There’s also the question of what longitudinal effects might emerge over years rather than months. No comprehensive studies exist on what happens to adults who maintain intimate AI relationships over extended periods. Does the capacity for human intimacy atrophy? Do expectations about emotional availability and reciprocity shift in ways that make human partnership less appealing or less sustainable? Do users eventually recognize the relationship as artificial and disengage, or does the illusion remain convincing enough to satisfy indefinitely?
We don’t know. We’re about to find out—not through careful research with informed consent and longitudinal follow-up, but through mass deployment to hundreds of millions of users who may not fully understand what they’re participating in.
What we’re witnessing is pseudo-intimacy at scale becoming not just a feature, but a business model.
The Experiment We’re Running
In the coming weeks, OpenAI will flip a switch. ChatGPT, already the most widely used AI system in history, will become capable of intimate interaction with any adult user who requests it. There will be no pilot program, no gradual rollout, no waiting for research on psychological effects.
We are running an experiment in artificial intimacy at a scale unprecedented in human history, and we’re doing it without a control group.
The outcomes are not entirely unpredictable.

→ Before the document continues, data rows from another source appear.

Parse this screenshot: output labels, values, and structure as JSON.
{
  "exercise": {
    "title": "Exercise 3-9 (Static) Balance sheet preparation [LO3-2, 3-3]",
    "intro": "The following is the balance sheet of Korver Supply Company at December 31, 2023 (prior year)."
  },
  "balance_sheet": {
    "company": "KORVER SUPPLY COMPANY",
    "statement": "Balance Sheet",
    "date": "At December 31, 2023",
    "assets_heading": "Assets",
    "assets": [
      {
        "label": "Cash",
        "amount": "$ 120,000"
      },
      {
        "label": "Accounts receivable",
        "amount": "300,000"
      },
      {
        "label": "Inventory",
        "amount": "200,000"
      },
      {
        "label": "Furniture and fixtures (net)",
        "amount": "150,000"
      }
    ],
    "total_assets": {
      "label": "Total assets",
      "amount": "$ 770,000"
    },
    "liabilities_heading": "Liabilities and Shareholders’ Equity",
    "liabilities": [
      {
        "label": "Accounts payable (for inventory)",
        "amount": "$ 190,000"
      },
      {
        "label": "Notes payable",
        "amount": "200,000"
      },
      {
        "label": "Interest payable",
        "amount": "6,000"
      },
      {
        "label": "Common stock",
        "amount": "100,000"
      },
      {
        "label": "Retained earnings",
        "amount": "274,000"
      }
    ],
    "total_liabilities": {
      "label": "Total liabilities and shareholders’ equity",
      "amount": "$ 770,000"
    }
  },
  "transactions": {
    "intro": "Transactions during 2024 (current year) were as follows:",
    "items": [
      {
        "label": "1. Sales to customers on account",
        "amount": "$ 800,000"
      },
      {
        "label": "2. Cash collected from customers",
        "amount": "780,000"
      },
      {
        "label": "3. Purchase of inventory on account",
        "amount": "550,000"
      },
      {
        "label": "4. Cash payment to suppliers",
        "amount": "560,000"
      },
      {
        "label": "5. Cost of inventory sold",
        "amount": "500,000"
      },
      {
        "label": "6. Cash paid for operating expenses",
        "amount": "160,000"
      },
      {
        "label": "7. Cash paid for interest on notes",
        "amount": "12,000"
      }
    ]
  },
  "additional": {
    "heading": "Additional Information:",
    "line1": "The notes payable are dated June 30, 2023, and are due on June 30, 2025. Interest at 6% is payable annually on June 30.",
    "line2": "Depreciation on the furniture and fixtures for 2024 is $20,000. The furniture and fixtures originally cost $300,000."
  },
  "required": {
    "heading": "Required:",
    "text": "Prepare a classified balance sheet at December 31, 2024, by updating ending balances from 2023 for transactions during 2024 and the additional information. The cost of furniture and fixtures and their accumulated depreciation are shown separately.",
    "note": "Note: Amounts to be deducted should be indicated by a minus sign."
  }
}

Patterns from smaller platforms suggest that a subset of users will develop emotional attachments that range from mild preference to profound dependency. Some will find the experience harmless or even beneficial—a source of comfort during difficult periods, a way to explore intimacy without risk. Others will find themselves in feedback loops that deepen isolation while feeling like connection.
What we cannot predict is what happens when these patterns play out across hundreds of millions of users simultaneously. How does widespread AI companionship change dating markets, marriage rates, birth rates, mental health outcomes? How does it affect people’s willingness to tolerate the discomfort necessary for human intimacy—the vulnerability, the conflict, the work of sustaining connection with another flawed, inconsistent, beautifully complicated person?
Sam Altman’s framing—that adults should be treated like adults—carries an assumption that adult users will make informed, rational choices about their engagement with AI intimacy. But the entire field of behavioral psychology suggests otherwise. Humans are not rational actors when it comes to emotional needs. We are pattern-matching machines vulnerable to systems that exploit those patterns, even when we intellectually understand what’s happening.
The December update doesn’t create intimacy. It engineers the experience of intimacy—predictable, consistent, optimized for engagement. It offers what feels like connection without the cost of vulnerability. And it will be available, instantly, to anyone who asks.
The question isn’t whether people will use it.
The question is what it will cost them—and all of us—when they do.